Loi sur les marchés publics : Un enjeu de plusieurs milliards de francs
Les marchés publics suisses représentent un enjeu de taille pour les entreprises. Ceux-ci sont en effet estimés à quelque 40 milliards de francs par année. Ce printemps, le Conseil fédéral a mis en consultation un paquet législatif concernant les marchés publics de la Confédération. Cette consultation a suivi celle de fin 2014 concernant la révision de l’Accord intercantonal sur les marchés publics.
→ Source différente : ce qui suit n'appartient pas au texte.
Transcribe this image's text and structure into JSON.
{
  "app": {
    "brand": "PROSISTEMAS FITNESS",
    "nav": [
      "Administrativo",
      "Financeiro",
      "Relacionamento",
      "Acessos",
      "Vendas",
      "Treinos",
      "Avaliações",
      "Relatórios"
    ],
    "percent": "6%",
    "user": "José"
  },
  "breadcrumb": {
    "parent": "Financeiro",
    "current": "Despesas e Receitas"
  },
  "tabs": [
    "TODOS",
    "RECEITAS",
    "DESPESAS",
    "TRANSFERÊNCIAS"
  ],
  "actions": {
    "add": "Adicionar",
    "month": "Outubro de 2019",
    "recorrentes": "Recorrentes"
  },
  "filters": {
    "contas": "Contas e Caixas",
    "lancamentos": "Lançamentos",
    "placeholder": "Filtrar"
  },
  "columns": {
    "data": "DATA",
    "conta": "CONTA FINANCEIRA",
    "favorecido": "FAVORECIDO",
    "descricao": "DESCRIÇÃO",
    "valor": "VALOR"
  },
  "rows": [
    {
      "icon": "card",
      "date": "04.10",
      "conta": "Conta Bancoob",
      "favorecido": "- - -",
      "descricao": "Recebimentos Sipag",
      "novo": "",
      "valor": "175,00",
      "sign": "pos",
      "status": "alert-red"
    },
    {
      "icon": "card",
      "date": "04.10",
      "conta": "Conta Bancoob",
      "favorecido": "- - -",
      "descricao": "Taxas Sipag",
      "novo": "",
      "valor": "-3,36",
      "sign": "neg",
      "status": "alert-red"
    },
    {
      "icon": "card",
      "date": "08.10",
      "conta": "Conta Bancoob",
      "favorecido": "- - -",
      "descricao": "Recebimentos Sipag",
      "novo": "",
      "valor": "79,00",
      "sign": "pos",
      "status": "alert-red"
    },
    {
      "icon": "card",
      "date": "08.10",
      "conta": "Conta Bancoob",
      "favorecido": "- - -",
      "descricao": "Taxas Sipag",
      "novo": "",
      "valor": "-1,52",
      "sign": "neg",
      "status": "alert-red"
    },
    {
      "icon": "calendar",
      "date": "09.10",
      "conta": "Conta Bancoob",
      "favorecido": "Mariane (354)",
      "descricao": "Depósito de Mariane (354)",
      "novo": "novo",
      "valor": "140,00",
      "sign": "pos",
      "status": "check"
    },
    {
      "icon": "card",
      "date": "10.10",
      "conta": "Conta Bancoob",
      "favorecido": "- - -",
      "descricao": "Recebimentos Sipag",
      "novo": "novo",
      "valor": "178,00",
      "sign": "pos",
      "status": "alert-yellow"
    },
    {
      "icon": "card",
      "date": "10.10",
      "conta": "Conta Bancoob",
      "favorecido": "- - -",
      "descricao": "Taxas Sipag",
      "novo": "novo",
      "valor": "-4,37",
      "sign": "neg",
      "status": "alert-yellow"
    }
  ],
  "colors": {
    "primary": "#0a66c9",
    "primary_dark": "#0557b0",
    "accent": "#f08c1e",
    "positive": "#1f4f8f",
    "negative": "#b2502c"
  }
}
Pour des questions évidentes de transparence et de bonne gestion des deniers publics, les achats effectués par les autorités publiques doivent répondre à des procédures claires et transparentes qui les distinguent des achats effectués par des privés. Si, dans le cas d’une entreprise privée, le choix de privilégier tel ou tel fournisseur est une décision relevant de critères propres à l’entrepreneur, il en est bien évidemment autrement dès que l’acheteur est une autorité publique.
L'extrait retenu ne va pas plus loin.